Now, we have 2 scenarios:

1. x > 0 : no sign changes in 12 < -x, so x < -12. However, since we know x > 0, this scenario is impossible.

2. x < 0 : 12 < -x should become 12 < -(-x) so wouldn't this just be 12 < x? However, given x < 0, this scenario doesn't appear possible either.

Can someone please point out the obvious? It's driving me crazy...

First of all, the actual question is \(\frac{4}{x}\) < \(\frac{1}{3}\) (there is no negative with 1/3)

Also, you know what you have to do but you probably do not understand why you have to do it. That is why you are facing problem in this question.

Given: \(\frac{4}{x}\) < -\(\frac{1}{3}\), I simplified the equation to: 12 < -x by cross-multiplying

There is a problem here. You don't cross multiply and then take cases. You take cases and then cross multiply. Why? Because you CANNOT cross multiply till you know (or assume) the sign of x. The result of the cross multiplication depends on whether x is positive or negative. So you need to take cases and then cross multiply.

Case 1: x > 0
12 < x

Case 2: x < 0
12 > x (note that the sign has flipped here because you are multiplying by a negative number)
x should be less than 12 AND less than 0 so the range in x < 0.

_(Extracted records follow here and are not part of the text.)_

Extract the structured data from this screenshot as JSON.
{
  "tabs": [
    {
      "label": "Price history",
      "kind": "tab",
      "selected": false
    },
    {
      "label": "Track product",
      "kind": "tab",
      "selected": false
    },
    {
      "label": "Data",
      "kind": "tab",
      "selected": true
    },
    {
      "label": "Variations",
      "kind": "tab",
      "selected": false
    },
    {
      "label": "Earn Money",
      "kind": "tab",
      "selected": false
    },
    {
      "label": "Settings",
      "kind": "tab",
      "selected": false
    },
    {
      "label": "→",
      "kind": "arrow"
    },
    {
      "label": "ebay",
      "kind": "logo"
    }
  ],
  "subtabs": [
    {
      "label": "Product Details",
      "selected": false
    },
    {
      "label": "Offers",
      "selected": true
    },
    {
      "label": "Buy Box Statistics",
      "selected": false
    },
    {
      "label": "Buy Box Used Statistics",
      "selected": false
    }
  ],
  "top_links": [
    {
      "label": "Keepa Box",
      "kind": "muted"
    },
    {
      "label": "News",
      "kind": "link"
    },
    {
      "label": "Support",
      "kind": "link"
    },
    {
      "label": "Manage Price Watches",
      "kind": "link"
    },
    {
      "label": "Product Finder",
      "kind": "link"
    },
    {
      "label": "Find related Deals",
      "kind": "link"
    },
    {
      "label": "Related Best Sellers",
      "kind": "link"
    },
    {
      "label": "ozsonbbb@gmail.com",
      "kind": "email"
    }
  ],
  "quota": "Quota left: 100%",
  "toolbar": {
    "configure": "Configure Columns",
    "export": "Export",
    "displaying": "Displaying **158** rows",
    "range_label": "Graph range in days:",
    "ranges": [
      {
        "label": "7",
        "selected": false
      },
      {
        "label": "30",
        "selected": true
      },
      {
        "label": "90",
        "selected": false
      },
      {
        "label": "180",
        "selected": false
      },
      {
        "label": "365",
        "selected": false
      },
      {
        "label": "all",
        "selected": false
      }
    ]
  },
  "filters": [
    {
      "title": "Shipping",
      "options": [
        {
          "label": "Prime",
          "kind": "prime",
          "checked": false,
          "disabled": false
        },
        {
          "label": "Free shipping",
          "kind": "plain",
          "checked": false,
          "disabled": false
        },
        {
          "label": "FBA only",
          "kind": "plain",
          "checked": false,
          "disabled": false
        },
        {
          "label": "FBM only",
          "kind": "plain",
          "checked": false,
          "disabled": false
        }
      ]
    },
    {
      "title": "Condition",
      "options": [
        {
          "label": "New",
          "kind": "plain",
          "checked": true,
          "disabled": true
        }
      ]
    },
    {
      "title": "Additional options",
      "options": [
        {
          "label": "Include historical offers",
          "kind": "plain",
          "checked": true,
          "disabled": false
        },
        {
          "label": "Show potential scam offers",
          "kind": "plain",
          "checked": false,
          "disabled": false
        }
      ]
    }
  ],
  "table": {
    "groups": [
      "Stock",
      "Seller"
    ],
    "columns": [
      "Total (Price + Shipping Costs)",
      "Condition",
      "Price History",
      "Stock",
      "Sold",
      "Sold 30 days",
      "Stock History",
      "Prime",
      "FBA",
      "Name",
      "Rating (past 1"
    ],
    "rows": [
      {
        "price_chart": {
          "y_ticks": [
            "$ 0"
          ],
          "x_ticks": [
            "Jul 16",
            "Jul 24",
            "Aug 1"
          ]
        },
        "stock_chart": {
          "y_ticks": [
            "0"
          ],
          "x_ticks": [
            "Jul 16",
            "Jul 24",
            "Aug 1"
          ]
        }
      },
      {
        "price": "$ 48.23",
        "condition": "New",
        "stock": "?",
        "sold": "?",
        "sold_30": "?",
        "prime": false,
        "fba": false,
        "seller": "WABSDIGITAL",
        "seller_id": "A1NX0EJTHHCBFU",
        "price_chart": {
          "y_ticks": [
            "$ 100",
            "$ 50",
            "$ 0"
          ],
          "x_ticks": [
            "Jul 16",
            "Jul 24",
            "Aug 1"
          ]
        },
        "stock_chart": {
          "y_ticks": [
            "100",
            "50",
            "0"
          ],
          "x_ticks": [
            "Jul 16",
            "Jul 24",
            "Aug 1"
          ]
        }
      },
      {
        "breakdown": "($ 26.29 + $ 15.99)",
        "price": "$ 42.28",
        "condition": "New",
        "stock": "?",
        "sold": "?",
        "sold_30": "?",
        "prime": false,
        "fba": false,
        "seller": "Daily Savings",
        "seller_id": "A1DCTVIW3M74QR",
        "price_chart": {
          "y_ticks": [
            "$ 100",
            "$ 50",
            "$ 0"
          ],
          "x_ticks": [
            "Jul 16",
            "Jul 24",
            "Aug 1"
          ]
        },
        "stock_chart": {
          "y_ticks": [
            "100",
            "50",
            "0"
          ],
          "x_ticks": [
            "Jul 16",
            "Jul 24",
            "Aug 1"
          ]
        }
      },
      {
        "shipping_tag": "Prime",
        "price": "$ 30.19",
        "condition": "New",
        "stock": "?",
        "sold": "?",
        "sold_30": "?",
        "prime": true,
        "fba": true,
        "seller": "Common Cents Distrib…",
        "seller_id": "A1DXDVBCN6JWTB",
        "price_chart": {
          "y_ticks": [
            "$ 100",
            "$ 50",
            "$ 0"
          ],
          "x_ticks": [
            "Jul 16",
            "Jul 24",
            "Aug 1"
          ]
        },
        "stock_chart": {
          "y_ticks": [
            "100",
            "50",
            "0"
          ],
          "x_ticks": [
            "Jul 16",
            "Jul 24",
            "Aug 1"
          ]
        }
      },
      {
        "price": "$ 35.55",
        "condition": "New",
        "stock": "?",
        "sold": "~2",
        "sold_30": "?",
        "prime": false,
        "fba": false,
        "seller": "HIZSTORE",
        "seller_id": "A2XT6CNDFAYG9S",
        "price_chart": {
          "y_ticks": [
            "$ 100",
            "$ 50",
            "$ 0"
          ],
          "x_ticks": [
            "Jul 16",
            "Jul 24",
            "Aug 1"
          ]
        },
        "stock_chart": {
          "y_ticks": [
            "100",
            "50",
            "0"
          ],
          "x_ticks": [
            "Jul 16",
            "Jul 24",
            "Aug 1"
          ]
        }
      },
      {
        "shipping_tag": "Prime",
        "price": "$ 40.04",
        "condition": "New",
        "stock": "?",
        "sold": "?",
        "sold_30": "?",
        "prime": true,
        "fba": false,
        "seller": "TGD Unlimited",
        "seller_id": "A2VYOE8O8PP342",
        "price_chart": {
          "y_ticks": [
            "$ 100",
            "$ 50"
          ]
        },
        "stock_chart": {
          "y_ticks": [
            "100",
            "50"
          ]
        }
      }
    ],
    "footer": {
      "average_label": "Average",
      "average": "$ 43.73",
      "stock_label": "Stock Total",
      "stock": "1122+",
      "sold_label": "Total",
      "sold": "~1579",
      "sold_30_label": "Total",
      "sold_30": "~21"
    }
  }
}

Hence, two cases: x > 12 or x < 0.

Also because x is negative, you cannot just multiply it by -1 to make -x = x. That is certainly not correct. -x is positive and x is negative. They are not equal if x is not 0.

Hi Karishma,

That was my mistake. There is a problem with a negative -1/3 and one without - I didn't realize this one was referencing the one with the positive 1/3.

I'll search for the -1/3 problem and explanation.

Thanks.

4/x < 1/3, what is the possible range of values of x??

Follow posting guidelines (link in my signatures). Post complete question and all options. Do post the official answer along with 3 tags, 1 each for source, difficulty and topic discussed.

As for this question,

You are asked for the range of values for 4/x < 1/3 ---> 4/x-1/3 < 0 ---> (12-x)/3x < 0 ---> (x-12)/x > 0 ---> for this to be true, the range is x<0 or x>12.